Families with only one son were exempted from conscription.

==Final years of the Empire==
Following the Russo-Japanese War major attempts were made at military reform, including the extension of the conscription system to enlarge the pool of trained reservists. The conscription system as evolved during 1910–1914 set call-up liability at the age of 21 with a commitment for active and reserve service that lasted until 43. Service "with the colours" varied from three years for infantry and artillery, to four years for cavalry, engineers and support corps. The individual conscript would then pass into the "First Reserve" for seven years and the "Second Reserve" for eight years.

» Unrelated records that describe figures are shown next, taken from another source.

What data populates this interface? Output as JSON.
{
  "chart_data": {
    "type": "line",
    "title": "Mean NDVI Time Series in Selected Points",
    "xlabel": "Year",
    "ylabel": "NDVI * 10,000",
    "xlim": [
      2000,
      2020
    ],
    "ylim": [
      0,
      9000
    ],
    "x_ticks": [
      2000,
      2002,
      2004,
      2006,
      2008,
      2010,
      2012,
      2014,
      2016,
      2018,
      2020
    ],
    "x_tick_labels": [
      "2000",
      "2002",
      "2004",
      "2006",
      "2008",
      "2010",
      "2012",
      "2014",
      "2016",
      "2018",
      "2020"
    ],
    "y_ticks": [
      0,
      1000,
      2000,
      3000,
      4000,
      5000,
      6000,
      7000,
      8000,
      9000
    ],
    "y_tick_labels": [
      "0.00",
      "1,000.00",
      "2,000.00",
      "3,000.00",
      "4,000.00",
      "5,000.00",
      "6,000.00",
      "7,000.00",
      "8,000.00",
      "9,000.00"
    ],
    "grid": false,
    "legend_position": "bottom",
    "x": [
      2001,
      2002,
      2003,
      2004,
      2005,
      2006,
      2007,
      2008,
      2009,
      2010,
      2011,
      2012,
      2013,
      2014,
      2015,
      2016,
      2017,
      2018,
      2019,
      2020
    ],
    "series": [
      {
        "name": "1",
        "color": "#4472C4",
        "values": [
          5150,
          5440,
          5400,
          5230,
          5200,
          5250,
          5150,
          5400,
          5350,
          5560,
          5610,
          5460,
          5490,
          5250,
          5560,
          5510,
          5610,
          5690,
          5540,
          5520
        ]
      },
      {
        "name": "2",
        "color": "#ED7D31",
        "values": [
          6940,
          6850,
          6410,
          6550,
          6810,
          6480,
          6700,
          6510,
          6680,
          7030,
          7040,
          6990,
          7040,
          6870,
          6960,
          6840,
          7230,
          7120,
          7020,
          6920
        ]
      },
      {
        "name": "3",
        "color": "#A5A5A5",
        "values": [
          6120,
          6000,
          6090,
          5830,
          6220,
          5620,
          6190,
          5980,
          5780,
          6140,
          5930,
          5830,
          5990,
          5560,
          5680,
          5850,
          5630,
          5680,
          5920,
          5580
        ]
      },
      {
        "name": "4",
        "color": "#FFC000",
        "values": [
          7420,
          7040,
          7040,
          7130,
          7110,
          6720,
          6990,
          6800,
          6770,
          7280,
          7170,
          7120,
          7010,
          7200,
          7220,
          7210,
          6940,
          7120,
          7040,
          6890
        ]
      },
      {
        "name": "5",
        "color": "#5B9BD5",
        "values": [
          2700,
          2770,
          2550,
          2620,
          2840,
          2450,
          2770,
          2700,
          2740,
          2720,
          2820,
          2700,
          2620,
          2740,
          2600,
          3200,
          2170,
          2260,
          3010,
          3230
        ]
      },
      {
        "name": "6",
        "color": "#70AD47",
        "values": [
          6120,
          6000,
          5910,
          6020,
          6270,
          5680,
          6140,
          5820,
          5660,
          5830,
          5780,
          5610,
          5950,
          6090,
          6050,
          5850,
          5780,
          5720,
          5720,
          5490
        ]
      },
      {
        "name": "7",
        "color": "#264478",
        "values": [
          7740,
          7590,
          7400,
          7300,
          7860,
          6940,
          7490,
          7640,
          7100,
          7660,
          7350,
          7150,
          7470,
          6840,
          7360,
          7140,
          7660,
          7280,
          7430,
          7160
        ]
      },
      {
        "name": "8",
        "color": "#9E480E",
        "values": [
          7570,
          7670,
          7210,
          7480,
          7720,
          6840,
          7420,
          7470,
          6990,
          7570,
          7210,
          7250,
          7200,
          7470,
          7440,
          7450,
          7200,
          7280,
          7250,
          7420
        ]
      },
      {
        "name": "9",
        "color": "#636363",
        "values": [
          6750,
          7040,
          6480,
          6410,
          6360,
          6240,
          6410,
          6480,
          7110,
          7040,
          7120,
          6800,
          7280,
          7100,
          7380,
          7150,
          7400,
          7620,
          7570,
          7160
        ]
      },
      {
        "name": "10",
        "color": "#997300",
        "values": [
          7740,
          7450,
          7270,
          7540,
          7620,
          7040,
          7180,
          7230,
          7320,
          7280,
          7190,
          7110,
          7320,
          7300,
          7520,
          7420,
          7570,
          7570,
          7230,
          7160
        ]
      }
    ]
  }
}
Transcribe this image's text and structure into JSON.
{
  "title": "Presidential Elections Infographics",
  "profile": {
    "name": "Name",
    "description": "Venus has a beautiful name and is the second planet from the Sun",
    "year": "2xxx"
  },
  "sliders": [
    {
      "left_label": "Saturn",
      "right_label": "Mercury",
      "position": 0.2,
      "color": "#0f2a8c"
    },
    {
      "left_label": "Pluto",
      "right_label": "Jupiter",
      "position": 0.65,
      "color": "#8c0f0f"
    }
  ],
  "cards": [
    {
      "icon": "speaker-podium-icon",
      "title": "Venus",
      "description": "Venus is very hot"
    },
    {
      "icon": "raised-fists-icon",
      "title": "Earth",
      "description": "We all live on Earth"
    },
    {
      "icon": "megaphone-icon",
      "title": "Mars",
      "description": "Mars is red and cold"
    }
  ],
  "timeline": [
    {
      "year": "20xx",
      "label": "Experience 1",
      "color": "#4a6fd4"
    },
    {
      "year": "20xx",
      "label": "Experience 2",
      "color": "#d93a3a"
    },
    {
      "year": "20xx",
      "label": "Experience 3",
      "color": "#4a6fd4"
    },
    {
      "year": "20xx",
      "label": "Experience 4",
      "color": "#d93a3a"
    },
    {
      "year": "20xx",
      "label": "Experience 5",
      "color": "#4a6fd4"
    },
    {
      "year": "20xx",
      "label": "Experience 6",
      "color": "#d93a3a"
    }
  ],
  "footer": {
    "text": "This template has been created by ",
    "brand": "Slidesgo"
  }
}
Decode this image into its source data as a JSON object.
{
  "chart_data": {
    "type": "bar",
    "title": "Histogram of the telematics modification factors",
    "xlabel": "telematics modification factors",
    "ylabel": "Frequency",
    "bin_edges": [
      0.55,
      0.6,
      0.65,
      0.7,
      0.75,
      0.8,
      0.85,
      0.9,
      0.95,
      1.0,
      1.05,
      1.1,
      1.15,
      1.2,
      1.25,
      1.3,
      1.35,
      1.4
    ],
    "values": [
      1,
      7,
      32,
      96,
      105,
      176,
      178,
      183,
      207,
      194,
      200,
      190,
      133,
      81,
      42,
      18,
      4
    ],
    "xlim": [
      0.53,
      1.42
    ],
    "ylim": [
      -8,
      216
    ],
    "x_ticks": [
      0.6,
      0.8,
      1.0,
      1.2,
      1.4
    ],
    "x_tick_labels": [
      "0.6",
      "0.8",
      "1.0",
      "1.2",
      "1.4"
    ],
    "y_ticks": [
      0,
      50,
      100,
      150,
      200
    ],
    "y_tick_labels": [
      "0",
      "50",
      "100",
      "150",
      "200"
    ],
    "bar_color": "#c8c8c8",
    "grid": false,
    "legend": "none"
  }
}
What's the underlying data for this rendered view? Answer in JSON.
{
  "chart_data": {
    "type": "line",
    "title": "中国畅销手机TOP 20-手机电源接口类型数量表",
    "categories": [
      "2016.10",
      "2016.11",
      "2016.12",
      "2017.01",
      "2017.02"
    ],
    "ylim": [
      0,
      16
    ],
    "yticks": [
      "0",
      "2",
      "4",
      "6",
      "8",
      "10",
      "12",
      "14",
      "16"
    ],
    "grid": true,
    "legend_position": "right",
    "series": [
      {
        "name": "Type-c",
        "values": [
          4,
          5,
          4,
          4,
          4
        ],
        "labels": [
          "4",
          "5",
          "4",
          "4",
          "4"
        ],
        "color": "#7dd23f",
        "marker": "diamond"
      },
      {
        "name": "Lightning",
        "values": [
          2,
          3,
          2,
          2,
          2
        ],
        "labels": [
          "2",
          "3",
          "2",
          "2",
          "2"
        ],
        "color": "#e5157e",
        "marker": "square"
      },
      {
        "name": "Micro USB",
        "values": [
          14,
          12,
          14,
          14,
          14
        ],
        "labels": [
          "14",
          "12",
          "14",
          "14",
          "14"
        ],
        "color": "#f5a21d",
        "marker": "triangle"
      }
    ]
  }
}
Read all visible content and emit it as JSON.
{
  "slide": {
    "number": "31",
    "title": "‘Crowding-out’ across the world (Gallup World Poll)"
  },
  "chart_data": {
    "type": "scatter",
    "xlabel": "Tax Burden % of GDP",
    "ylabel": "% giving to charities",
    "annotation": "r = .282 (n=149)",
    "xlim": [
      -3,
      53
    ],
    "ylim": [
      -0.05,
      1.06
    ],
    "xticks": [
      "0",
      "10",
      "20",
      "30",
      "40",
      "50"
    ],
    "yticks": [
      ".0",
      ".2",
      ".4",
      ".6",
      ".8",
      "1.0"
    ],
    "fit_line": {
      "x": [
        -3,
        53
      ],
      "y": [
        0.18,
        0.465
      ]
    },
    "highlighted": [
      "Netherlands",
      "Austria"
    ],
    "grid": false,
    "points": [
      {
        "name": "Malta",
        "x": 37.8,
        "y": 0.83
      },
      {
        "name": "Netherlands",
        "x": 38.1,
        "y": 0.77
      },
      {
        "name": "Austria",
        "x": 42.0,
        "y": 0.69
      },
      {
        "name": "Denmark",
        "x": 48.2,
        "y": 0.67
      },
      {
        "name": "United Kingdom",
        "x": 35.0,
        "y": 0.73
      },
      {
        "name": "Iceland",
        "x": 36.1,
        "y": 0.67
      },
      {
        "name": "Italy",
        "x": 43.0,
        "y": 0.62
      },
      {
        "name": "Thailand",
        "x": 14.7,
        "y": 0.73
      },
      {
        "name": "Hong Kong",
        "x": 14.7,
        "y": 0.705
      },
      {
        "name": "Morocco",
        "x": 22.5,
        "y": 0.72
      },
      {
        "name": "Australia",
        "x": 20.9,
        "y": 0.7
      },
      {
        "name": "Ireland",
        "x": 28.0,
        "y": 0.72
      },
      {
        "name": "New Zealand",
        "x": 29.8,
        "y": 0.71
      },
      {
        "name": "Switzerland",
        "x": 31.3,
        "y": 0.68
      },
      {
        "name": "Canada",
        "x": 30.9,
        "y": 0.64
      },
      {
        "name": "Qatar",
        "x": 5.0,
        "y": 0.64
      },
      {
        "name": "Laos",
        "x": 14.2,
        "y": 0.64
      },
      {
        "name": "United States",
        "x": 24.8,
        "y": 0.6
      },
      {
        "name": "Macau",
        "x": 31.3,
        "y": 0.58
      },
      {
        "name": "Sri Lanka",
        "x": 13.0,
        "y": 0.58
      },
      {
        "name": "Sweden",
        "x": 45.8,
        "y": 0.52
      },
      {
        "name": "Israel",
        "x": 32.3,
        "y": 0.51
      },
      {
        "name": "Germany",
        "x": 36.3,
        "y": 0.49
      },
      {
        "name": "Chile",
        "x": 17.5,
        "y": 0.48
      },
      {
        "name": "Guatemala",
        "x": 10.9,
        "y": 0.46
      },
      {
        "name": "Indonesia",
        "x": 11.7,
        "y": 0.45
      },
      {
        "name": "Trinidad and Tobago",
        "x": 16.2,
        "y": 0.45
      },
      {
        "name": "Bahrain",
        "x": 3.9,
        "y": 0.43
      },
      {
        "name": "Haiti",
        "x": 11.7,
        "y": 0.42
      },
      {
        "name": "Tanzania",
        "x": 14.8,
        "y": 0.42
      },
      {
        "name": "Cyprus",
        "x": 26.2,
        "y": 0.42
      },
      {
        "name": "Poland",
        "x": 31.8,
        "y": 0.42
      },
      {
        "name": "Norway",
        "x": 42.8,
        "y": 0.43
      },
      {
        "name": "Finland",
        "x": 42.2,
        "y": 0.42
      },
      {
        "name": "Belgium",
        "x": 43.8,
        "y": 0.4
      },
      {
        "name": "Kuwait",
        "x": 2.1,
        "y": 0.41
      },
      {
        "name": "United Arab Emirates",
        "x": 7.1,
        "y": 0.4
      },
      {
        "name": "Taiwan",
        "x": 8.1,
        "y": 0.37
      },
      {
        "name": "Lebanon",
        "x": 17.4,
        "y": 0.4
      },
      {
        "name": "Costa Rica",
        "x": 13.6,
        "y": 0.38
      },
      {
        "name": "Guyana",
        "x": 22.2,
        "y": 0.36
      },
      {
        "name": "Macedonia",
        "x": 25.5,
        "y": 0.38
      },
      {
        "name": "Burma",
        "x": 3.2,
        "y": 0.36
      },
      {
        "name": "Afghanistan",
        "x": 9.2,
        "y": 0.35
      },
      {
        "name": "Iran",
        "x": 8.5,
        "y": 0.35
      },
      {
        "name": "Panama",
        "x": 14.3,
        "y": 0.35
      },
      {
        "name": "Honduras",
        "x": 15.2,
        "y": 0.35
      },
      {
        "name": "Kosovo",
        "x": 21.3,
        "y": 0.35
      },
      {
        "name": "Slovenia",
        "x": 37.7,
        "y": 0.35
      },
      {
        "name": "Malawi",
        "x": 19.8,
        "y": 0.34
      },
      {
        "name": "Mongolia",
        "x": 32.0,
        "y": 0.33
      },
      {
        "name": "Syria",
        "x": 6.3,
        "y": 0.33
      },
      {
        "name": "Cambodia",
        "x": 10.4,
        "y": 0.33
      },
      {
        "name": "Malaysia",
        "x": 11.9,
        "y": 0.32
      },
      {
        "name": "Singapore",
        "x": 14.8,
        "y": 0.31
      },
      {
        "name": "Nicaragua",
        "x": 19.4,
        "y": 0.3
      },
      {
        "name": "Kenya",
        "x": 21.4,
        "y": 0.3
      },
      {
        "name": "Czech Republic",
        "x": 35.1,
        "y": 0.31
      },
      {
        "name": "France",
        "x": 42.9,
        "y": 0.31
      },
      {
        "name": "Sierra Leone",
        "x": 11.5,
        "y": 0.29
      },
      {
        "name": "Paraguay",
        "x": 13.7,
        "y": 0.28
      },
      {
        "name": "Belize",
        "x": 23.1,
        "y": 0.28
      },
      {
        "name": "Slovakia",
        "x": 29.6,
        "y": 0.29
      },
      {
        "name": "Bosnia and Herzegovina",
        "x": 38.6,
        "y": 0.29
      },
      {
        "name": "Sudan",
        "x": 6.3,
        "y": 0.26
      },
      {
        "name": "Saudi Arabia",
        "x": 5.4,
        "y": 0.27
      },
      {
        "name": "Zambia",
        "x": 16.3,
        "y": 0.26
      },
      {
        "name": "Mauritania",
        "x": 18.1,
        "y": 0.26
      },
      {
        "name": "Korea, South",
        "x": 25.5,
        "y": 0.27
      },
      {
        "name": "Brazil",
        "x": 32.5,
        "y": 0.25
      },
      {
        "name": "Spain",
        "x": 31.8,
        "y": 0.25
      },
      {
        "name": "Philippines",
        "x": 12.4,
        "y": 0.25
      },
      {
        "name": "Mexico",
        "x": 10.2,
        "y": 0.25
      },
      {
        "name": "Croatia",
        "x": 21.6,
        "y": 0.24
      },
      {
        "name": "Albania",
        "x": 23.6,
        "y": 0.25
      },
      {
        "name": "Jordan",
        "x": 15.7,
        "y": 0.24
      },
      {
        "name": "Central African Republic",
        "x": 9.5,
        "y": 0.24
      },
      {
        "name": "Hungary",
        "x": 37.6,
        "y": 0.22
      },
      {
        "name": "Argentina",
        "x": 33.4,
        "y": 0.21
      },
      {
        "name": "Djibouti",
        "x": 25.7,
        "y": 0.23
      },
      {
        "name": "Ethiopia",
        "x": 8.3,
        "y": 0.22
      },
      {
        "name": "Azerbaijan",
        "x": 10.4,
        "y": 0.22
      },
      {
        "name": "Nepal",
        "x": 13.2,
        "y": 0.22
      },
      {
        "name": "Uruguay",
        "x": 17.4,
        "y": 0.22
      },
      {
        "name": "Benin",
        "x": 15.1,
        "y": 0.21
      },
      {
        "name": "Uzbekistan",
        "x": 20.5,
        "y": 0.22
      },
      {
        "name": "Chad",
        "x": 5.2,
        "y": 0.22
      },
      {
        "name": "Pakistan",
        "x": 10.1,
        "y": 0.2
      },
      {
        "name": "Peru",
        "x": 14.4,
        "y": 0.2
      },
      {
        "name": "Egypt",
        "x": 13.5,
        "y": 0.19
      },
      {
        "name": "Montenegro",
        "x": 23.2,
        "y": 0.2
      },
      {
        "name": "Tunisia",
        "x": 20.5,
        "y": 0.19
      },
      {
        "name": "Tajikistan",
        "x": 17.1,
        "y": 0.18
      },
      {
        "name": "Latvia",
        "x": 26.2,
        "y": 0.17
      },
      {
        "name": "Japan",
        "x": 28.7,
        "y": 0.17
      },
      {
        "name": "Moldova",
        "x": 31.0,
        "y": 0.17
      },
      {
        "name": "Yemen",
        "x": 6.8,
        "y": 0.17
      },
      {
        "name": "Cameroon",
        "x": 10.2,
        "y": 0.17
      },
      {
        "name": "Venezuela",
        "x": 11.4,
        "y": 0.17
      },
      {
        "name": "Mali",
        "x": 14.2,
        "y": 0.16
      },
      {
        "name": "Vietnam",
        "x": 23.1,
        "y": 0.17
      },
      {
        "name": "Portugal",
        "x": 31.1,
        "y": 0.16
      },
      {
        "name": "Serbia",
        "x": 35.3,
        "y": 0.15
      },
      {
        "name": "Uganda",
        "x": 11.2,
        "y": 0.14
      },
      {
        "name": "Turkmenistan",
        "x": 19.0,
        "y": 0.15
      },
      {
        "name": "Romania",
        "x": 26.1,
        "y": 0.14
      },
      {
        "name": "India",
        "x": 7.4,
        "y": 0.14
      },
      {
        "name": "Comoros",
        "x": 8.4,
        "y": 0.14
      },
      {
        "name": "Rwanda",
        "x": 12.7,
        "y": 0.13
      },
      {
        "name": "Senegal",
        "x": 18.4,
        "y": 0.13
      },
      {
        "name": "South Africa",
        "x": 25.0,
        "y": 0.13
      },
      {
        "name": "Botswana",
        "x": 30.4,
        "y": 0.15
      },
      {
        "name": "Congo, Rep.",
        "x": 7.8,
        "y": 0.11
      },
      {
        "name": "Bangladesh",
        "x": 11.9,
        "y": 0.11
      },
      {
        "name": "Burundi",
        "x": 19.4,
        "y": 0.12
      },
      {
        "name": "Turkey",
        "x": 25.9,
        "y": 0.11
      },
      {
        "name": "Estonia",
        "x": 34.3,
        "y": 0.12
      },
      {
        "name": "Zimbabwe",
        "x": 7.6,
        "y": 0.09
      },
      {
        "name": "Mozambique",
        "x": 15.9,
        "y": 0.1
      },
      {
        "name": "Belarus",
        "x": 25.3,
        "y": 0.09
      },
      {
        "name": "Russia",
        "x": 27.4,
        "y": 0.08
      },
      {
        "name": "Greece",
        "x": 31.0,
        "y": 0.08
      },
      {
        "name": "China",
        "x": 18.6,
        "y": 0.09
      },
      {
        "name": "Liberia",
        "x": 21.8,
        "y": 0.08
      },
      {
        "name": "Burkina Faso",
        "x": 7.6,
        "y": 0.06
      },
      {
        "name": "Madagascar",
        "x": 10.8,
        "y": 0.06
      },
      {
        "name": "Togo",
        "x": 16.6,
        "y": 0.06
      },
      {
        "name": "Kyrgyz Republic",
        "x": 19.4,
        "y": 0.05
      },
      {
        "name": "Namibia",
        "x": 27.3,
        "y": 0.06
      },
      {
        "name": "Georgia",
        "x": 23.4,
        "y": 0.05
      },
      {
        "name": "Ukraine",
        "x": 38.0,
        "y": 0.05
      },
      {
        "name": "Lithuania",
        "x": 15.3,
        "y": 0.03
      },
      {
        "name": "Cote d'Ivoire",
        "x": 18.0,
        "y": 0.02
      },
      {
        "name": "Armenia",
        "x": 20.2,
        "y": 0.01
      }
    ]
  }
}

As had been the case since the 18th century, the commitment for conscription fell primarily on subjects of Russian nationality. Muslims and Finns were exempted, although the former were required to pay a special tax and the latter were enlisted in a separate corps of Finnish regiments with no commitment to serve outside their homeland. About half of potential Russian conscripts were able to obtain exemption for a variety of personal reasons, although they might be required to serve with the militia upon the general mobilization of the regular army. A continuing weakness in the Russian system was a shortage of long-service volunteers to provide career NCOs. Cossacks served under a complex and semi-feudal conscription system of their own and "Alien" cavalry units were recruited as volunteers from Muslim tribal groups in the southern regions of the Russian Empire.